Monday, August 1, 2011

Litchfield


©2011 twistcollective.com; photography: Jamie Dixon


My Great-Grandmother Nettie Mae Colby was a prolific knitter, and what she made was mostly mittens. She made them for her family, for the hired men who worked on the family farm, for folks around town. In this she was abetted by my Great-Grandfather James, who would bring her reports of children with cold hands and the approximate dimensions of the needed mittens.

The mittens she made were extremely fine, knit on steel pins, probably #000 or #0000, and apparently very warm. My mother had a treasured pair that she lost some years ago. She mentions them every winter. This past year one of her cousins unearthed a pair, and passed them along to me. I made a fairly faithful reproduction of them for my mom – though I could only bring myself to use #00 needles.

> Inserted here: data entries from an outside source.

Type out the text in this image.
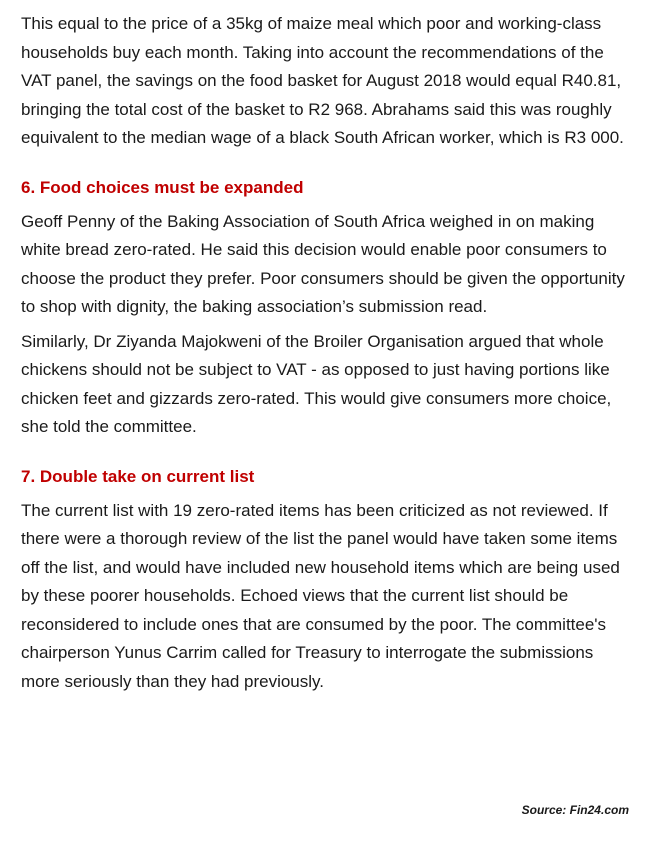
This equal to the price of a 35kg of maize meal which poor and working-class households buy each month. Taking into account the recommendations of the VAT panel, the savings on the food basket for August 2018 would equal R40.81, bringing the total cost of the basket to R2 968. Abrahams said this was roughly equivalent to the median wage of a black South African worker, which is R3 000.

6. Food choices must be expanded

Geoff Penny of the Baking Association of South Africa weighed in on making white bread zero-rated. He said this decision would enable poor consumers to choose the product they prefer. Poor consumers should be given the opportunity to shop with dignity, the baking association’s submission read.

Similarly, Dr Ziyanda Majokweni of the Broiler Organisation argued that whole chickens should not be subject to VAT - as opposed to just having portions like chicken feet and gizzards zero-rated. This would give consumers more choice, she told the committee.

7. Double take on current list

The current list with 19 zero-rated items has been criticized as not reviewed. If there were a thorough review of the list the panel would have taken some items off the list, and would have included new household items which are being used by these poorer households. Echoed views that the current list should be reconsidered to include ones that are consumed by the poor. The committee's chairperson Yunus Carrim called for Treasury to interrogate the submissions more seriously than they had previously.

Source: Fin24.com
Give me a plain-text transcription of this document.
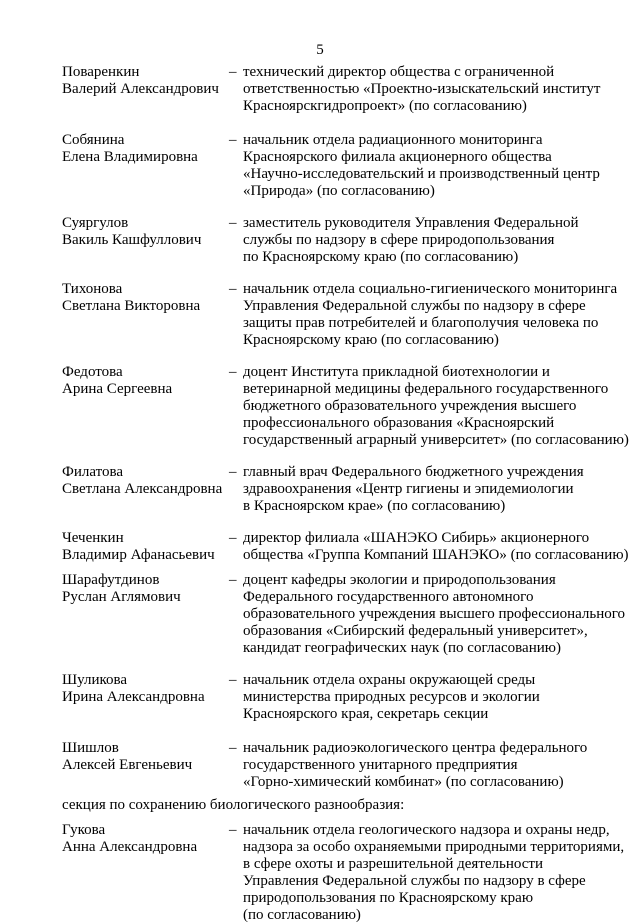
5
Поваренкин
Валерий Александрович
– технический директор общества с ограниченной
ответственностью «Проектно-изыскательский институт
Красноярскгидропроект» (по согласованию)
Собянина
Елена Владимировна
– начальник отдела радиационного мониторинга
Красноярского филиала акционерного общества
«Научно-исследовательский и производственный центр
«Природа» (по согласованию)
Суяргулов
Вакиль Кашфуллович
– заместитель руководителя Управления Федеральной
службы по надзору в сфере природопользования
по Красноярскому краю (по согласованию)
Тихонова
Светлана Викторовна
– начальник отдела социально-гигиенического мониторинга
Управления Федеральной службы по надзору в сфере
защиты прав потребителей и благополучия человека по
Красноярскому краю (по согласованию)
Федотова
Арина Сергеевна
– доцент Института прикладной биотехнологии и
ветеринарной медицины федерального государственного
бюджетного образовательного учреждения высшего
профессионального образования «Красноярский
государственный аграрный университет» (по согласованию)
Филатова
Светлана Александровна
– главный врач Федерального бюджетного учреждения
здравоохранения «Центр гигиены и эпидемиологии
в Красноярском крае» (по согласованию)
Чеченкин
Владимир Афанасьевич
– директор филиала «ШАНЭКО Сибирь» акционерного
общества «Группа Компаний ШАНЭКО» (по согласованию)
Шарафутдинов
Руслан Аглямович
– доцент кафедры экологии и природопользования
Федерального государственного автономного
образовательного учреждения высшего профессионального
образования «Сибирский федеральный университет»,
кандидат географических наук (по согласованию)
Шуликова
Ирина Александровна
– начальник отдела охраны окружающей среды
министерства природных ресурсов и экологии
Красноярского края, секретарь секции
Шишлов
Алексей Евгеньевич
– начальник радиоэкологического центра федерального
государственного унитарного предприятия
«Горно-химический комбинат» (по согласованию)
секция по сохранению биологического разнообразия:
Гукова
Анна Александровна
– начальник отдела геологического надзора и охраны недр,
надзора за особо охраняемыми природными территориями,
в сфере охоты и разрешительной деятельности
Управления Федеральной службы по надзору в сфере
природопользования по Красноярскому краю
(по согласованию)
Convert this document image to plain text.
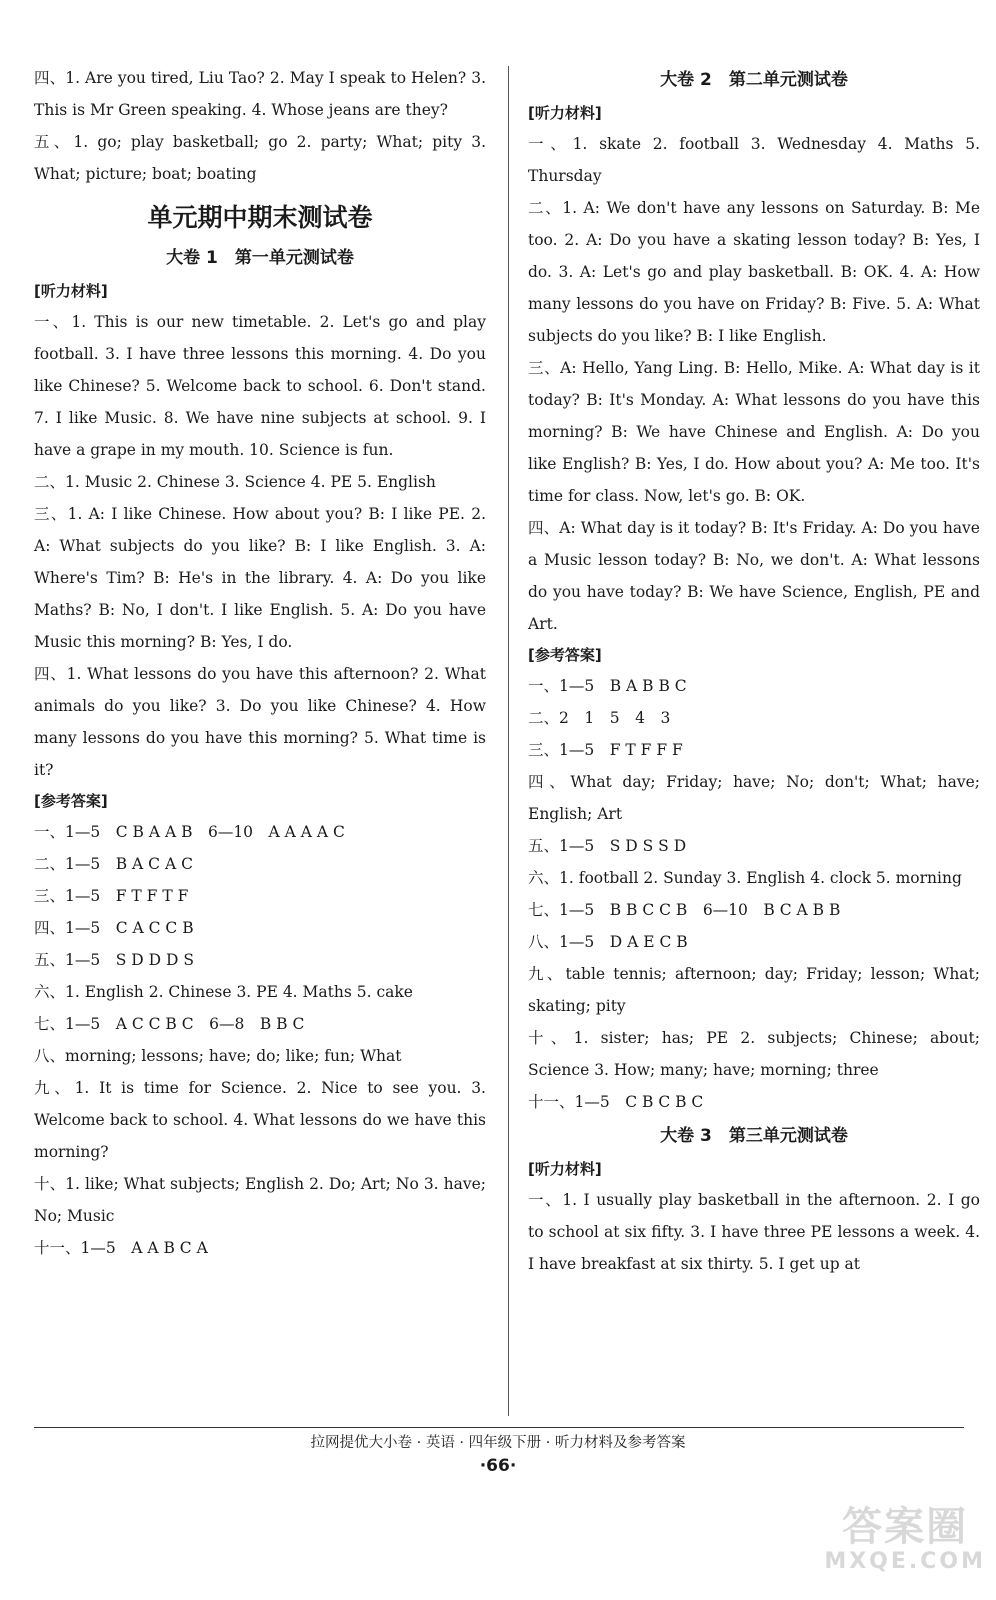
四、1. Are you tired, Liu Tao? 2. May I speak to Helen? 3. This is Mr Green speaking. 4. Whose jeans are they?

五、1. go; play basketball; go 2. party; What; pity 3. What; picture; boat; boating

单元期中期末测试卷

大卷 1　第一单元测试卷

[听力材料]

一、1. This is our new timetable. 2. Let's go and play football. 3. I have three lessons this morning. 4. Do you like Chinese? 5. Welcome back to school. 6. Don't stand. 7. I like Music. 8. We have nine subjects at school. 9. I have a grape in my mouth. 10. Science is fun.

二、1. Music 2. Chinese 3. Science 4. PE 5. English

三、1. A: I like Chinese. How about you? B: I like PE. 2. A: What subjects do you like? B: I like English. 3. A: Where's Tim? B: He's in the library. 4. A: Do you like Maths? B: No, I don't. I like English. 5. A: Do you have Music this morning? B: Yes, I do.

四、1. What lessons do you have this afternoon? 2. What animals do you like? 3. Do you like Chinese? 4. How many lessons do you have this morning? 5. What time is it?

[参考答案]

一、1—5　C B A A B　6—10　A A A A C

二、1—5　B A C A C

三、1—5　F T F T F

四、1—5　C A C C B

五、1—5　S D D D S

六、1. English 2. Chinese 3. PE 4. Maths 5. cake

七、1—5　A C C B C　6—8　B B C

八、morning; lessons; have; do; like; fun; What

九、1. It is time for Science. 2. Nice to see you. 3. Welcome back to school. 4. What lessons do we have this morning?

十、1. like; What subjects; English 2. Do; Art; No 3. have; No; Music

十一、1—5　A A B C A

大卷 2　第二单元测试卷

[听力材料]

一、1. skate 2. football 3. Wednesday 4. Maths 5. Thursday

二、1. A: We don't have any lessons on Saturday. B: Me too. 2. A: Do you have a skating lesson today? B: Yes, I do. 3. A: Let's go and play basketball. B: OK. 4. A: How many lessons do you have on Friday? B: Five. 5. A: What subjects do you like? B: I like English.

三、A: Hello, Yang Ling. B: Hello, Mike. A: What day is it today? B: It's Monday. A: What lessons do you have this morning? B: We have Chinese and English. A: Do you like English? B: Yes, I do. How about you? A: Me too. It's time for class. Now, let's go. B: OK.

四、A: What day is it today? B: It's Friday. A: Do you have a Music lesson today? B: No, we don't. A: What lessons do you have today? B: We have Science, English, PE and Art.

[参考答案]

一、1—5　B A B B C

二、2　1　5　4　3

三、1—5　F T F F F

四、What day; Friday; have; No; don't; What; have; English; Art

五、1—5　S D S S D

六、1. football 2. Sunday 3. English 4. clock 5. morning

七、1—5　B B C C B　6—10　B C A B B

八、1—5　D A E C B

九、table tennis; afternoon; day; Friday; lesson; What; skating; pity

十、1. sister; has; PE 2. subjects; Chinese; about; Science 3. How; many; have; morning; three

十一、1—5　C B C B C

大卷 3　第三单元测试卷

[听力材料]

一、1. I usually play basketball in the afternoon. 2. I go to school at six fifty. 3. I have three PE lessons a week. 4. I have breakfast at six thirty. 5. I get up at

拉网提优大小卷 · 英语 · 四年级下册 · 听力材料及参考答案
·66·
答案圈
MXQE.COM
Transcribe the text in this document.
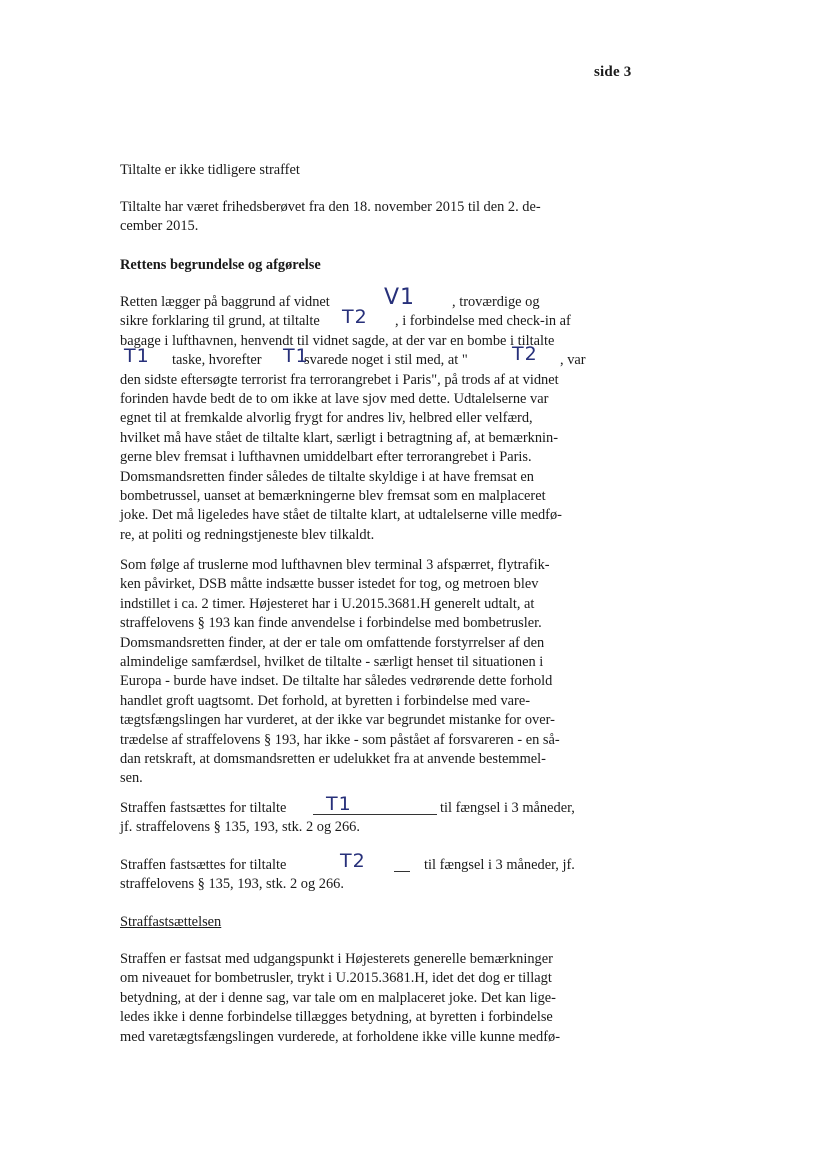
side 3
Tiltalte er ikke tidligere straffet
Tiltalte har været frihedsberøvet fra den 18. november 2015 til den 2. de-
cember 2015.
Rettens begrundelse og afgørelse
Retten lægger på baggrund af vidnet	, troværdige og
sikre forklaring til grund, at tiltalte	, i forbindelse med check-in af
bagage i lufthavnen, henvendt til vidnet sagde, at der var en bombe i tiltalte
taske, hvorefter	svarede noget i stil med, at "	, var
den sidste eftersøgte terrorist fra terrorangrebet i Paris", på trods af at vidnet
forinden havde bedt de to om ikke at lave sjov med dette. Udtalelserne var
egnet til at fremkalde alvorlig frygt for andres liv, helbred eller velfærd,
hvilket må have stået de tiltalte klart, særligt i betragtning af, at bemærknin-
gerne blev fremsat i lufthavnen umiddelbart efter terrorangrebet i Paris.
Domsmandsretten finder således de tiltalte skyldige i at have fremsat en
bombetrussel, uanset at bemærkningerne blev fremsat som en malplaceret
joke. Det må ligeledes have stået de tiltalte klart, at udtalelserne ville medfø-
re, at politi og redningstjeneste blev tilkaldt.
V1
T2
T1	T1	T2
Som følge af truslerne mod lufthavnen blev terminal 3 afspærret, flytrafik-
ken påvirket, DSB måtte indsætte busser istedet for tog, og metroen blev
indstillet i ca. 2 timer. Højesteret har i U.2015.3681.H generelt udtalt, at
straffelovens § 193 kan finde anvendelse i forbindelse med bombetrusler.
Domsmandsretten finder, at der er tale om omfattende forstyrrelser af den
almindelige samfærdsel, hvilket de tiltalte - særligt henset til situationen i
Europa - burde have indset. De tiltalte har således vedrørende dette forhold
handlet groft uagtsomt. Det forhold, at byretten i forbindelse med vare-
tægtsfængslingen har vurderet, at der ikke var begrundet mistanke for over-
trædelse af straffelovens § 193, har ikke - som påstået af forsvareren - en så-
dan retskraft, at domsmandsretten er udelukket fra at anvende bestemmel-
sen.
Straffen fastsættes for tiltalte	til fængsel i 3 måneder,
jf. straffelovens § 135, 193, stk. 2 og 266.
T1
Straffen fastsættes for tiltalte	til fængsel i 3 måneder, jf.
straffelovens § 135, 193, stk. 2 og 266.
T2
Straffastsættelsen
Straffen er fastsat med udgangspunkt i Højesterets generelle bemærkninger
om niveauet for bombetrusler, trykt i U.2015.3681.H, idet det dog er tillagt
betydning, at der i denne sag, var tale om en malplaceret joke. Det kan lige-
ledes ikke i denne forbindelse tillægges betydning, at byretten i forbindelse
med varetægtsfængslingen vurderede, at forholdene ikke ville kunne medfø-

Nettie Mae taught me some interesting tricks with those mittens: the rolled-edge cuff, and the purled gutter around the thumb gusset. Somewhere along the way, I became rather fascinated with mitten construction, and came up with a few of my own improvements. The result is Litchfield.

I have always liked the anatomical shaping of “technical” mittens, those used for skiing or ice-climbing, and used them as a model for the shaping that I built into the design. And where Nettie Mae made a purely functional mitten, I can’t resist embellishing those small blank canvases with a little balanced asymmetry.

Designing a companion hat was a natural progression from the mitten. The suggestion for its shape came from Twist Collective's editor, Kate Gilbert. As soon as I heard the word 'cloche', I saw the hat perfectly – what fun to take that asymmetrical cable, and make it run around the band. The technical challenge was to create a brim with enough structure to keep it from going floppy as soon as the hat was washed. My solution was to use a ribbing pattern that comes together before the rolled edge to form a sort of buttress to the brim. It was quite an interesting puzzle to work out.

The pattern name? It's the New Hampshire town where Great-Grandma Nettie Mae's steel pins were kept so busy.